Mike lived in Florence for twenty-two years and misses it. Since he is so busy he doesn't get to come to Florence very often. He came up with Jon Sable partly because he lived in a hunting family. In his free time, he rides his horse and jousts. He also does archery and most importantly lives with and spends time with his loving wire, Lauri, in Lake Stevens Washington.

That's it! Now you know what my uncle does, and I'm proud of it! I miss him very much because last time I saw him I was very young. All I have left now are memories.


By Alicia Hehn

As I entered my dad's den, I immediately saw all his wonderful hunting gear. Everytime I see his hunting things, I think of him getting a big buck. I remember him sitting by himself in the woods.

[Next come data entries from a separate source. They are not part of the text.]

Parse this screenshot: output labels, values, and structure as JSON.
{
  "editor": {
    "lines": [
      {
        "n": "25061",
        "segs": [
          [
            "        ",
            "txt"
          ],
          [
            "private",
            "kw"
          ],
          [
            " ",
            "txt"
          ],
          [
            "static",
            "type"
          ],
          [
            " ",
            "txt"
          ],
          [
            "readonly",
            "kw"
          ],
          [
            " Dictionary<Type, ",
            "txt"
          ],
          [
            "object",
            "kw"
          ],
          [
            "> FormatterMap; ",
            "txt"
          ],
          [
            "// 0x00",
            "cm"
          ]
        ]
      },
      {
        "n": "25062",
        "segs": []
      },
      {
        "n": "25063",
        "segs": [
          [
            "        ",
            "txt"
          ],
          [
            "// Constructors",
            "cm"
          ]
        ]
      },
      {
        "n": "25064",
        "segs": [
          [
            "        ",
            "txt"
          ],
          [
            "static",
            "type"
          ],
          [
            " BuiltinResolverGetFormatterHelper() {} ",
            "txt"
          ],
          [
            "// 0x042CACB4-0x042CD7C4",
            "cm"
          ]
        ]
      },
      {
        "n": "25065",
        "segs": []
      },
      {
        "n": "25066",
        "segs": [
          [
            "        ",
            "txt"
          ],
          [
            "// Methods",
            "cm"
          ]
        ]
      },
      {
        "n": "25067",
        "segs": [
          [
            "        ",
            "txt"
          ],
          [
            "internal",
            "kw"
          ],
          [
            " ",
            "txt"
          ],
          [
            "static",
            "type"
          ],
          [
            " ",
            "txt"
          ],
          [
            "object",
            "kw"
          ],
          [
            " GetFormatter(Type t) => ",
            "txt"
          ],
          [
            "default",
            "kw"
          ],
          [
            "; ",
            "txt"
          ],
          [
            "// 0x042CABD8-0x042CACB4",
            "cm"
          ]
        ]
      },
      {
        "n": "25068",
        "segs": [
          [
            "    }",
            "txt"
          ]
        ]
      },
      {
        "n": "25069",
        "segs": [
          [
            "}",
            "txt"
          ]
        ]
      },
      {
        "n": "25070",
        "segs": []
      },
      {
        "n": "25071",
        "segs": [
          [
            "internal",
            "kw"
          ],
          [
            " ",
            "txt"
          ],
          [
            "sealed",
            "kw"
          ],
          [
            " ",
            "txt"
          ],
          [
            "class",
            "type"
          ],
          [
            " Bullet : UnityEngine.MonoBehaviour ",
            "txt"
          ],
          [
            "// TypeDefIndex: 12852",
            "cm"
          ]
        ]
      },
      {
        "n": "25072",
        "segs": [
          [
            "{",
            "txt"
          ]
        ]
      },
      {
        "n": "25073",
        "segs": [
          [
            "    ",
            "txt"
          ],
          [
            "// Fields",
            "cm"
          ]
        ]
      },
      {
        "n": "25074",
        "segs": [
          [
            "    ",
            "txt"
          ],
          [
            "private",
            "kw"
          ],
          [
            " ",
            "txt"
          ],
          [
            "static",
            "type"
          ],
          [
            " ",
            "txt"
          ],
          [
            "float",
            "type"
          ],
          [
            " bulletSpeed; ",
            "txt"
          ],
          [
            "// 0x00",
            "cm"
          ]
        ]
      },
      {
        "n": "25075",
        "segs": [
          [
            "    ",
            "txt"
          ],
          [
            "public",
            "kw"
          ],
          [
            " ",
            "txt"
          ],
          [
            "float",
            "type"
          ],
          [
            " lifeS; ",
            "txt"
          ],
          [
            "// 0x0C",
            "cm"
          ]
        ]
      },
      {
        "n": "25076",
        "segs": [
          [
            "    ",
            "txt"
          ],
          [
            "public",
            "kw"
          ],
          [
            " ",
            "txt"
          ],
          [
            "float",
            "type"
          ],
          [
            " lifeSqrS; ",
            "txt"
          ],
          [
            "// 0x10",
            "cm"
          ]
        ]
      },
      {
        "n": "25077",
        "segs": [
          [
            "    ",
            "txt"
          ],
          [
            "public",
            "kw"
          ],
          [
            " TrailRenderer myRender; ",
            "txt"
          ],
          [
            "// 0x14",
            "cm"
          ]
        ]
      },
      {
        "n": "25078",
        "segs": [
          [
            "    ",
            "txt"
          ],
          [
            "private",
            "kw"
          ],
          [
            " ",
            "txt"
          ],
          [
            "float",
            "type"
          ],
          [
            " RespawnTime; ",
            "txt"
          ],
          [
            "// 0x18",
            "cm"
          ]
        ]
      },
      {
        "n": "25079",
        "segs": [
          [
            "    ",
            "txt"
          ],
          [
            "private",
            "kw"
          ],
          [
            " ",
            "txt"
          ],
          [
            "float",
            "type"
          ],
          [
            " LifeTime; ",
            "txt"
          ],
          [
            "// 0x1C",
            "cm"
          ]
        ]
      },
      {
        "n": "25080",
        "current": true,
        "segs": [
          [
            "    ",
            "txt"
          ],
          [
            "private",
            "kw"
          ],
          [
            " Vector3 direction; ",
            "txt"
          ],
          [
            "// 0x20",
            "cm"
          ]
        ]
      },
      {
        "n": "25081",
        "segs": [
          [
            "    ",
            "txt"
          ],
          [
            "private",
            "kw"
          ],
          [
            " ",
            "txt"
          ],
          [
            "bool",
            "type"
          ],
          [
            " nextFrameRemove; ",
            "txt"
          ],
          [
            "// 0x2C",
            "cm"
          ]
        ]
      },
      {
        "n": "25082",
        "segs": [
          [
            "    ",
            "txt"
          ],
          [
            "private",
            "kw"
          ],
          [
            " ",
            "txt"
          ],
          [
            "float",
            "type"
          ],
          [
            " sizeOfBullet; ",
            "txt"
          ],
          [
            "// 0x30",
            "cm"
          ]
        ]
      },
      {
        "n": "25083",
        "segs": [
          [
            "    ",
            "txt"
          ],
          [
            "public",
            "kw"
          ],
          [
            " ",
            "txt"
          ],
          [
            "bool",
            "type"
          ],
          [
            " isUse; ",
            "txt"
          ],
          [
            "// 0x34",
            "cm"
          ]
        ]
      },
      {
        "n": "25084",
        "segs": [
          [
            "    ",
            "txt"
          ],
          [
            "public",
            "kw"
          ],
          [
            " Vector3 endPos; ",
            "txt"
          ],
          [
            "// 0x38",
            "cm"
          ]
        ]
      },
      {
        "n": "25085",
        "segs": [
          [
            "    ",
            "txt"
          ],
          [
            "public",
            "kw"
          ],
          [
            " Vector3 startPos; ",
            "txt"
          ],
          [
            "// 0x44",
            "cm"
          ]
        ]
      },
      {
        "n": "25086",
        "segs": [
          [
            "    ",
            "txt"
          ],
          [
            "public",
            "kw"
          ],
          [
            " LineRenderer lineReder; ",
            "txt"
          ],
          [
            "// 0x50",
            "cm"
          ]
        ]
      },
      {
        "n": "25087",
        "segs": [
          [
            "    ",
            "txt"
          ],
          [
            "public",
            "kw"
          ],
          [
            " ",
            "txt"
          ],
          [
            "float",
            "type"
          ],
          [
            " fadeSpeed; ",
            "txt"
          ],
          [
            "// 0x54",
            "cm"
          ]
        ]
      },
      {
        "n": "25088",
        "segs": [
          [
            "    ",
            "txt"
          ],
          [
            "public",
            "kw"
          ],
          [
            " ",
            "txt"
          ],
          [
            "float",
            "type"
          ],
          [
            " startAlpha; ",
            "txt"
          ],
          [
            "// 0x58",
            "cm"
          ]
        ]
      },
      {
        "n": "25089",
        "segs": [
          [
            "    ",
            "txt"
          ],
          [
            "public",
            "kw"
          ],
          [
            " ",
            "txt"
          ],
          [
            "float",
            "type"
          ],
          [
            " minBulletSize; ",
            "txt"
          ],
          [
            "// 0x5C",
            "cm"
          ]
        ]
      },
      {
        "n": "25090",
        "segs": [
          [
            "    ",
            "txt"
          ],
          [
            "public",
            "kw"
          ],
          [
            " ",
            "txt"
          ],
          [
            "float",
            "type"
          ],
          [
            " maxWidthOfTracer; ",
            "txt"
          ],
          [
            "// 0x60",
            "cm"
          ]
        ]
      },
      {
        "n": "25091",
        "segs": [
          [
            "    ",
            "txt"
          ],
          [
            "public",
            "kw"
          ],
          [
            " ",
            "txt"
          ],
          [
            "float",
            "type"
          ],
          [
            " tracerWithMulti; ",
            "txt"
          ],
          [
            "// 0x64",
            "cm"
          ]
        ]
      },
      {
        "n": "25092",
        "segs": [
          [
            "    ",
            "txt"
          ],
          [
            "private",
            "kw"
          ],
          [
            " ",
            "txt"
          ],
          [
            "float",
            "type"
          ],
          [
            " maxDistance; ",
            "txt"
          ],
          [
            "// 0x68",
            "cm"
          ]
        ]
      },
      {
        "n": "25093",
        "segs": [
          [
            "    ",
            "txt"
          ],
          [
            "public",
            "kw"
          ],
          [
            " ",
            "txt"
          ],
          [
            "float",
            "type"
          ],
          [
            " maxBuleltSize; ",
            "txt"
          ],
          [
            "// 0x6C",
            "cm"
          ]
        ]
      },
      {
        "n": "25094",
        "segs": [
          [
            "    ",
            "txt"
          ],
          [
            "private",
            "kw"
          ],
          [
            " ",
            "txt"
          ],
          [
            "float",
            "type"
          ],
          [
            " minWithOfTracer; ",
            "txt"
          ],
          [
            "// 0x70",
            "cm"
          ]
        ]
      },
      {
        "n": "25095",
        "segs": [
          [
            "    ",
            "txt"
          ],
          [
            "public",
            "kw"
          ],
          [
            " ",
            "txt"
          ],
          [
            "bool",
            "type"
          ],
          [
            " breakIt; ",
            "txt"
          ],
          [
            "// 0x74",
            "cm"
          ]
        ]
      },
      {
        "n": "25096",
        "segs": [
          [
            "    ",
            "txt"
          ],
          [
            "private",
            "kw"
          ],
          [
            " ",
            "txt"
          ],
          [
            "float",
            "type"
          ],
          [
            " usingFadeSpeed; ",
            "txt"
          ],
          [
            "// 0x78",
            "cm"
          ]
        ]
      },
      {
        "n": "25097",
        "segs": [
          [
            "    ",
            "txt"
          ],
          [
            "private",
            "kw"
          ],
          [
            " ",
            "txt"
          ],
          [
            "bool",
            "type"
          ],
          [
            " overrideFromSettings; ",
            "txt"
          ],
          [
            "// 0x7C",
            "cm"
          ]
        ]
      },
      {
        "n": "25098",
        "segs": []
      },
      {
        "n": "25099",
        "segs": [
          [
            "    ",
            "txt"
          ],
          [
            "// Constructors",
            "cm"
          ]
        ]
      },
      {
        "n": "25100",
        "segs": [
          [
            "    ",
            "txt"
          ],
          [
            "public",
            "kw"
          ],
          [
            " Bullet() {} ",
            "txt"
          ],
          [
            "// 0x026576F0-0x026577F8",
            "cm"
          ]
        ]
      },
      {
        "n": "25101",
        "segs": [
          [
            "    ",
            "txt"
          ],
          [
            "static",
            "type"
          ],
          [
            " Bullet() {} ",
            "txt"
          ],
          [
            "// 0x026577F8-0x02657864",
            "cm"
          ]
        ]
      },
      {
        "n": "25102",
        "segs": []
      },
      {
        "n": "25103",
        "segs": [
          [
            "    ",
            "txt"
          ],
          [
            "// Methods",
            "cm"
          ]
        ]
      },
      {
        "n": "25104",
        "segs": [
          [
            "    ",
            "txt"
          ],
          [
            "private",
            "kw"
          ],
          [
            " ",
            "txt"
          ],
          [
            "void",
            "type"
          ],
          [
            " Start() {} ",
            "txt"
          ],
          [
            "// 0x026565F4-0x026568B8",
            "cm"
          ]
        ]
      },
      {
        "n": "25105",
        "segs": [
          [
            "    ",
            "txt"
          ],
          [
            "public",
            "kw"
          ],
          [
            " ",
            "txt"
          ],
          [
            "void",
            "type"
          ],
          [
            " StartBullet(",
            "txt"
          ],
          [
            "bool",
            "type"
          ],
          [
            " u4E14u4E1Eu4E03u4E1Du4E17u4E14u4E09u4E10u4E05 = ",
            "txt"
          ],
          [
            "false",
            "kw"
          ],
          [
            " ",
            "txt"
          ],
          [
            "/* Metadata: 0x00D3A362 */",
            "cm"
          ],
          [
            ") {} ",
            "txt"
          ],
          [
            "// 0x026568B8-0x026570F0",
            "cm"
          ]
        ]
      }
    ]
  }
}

My dad was born on August 9, 1958, which makes him forty-two years old. He was born in Saint Mary's Hospital, Milwaukee. he lived in Milwaukee until he turned eighteen. When he turned eighteen he got a job at the Flitz Service Company. That is where coin machines are fixed. After he got the job, he moved to Aurora and still worked for Flitz.

At the age of sixteen, my dad first went hunting and got a buck. He still lived in Milwaukee at the time; but when it came to hunting, he and his brothers went hunting in Boscobel, which is the west side of Madison. Boscobel has very nice green land and a lot of space. He had always wanted to hunt on a game farm but never got a chance yet. He had been hunting for twenty-six years and still is hunting.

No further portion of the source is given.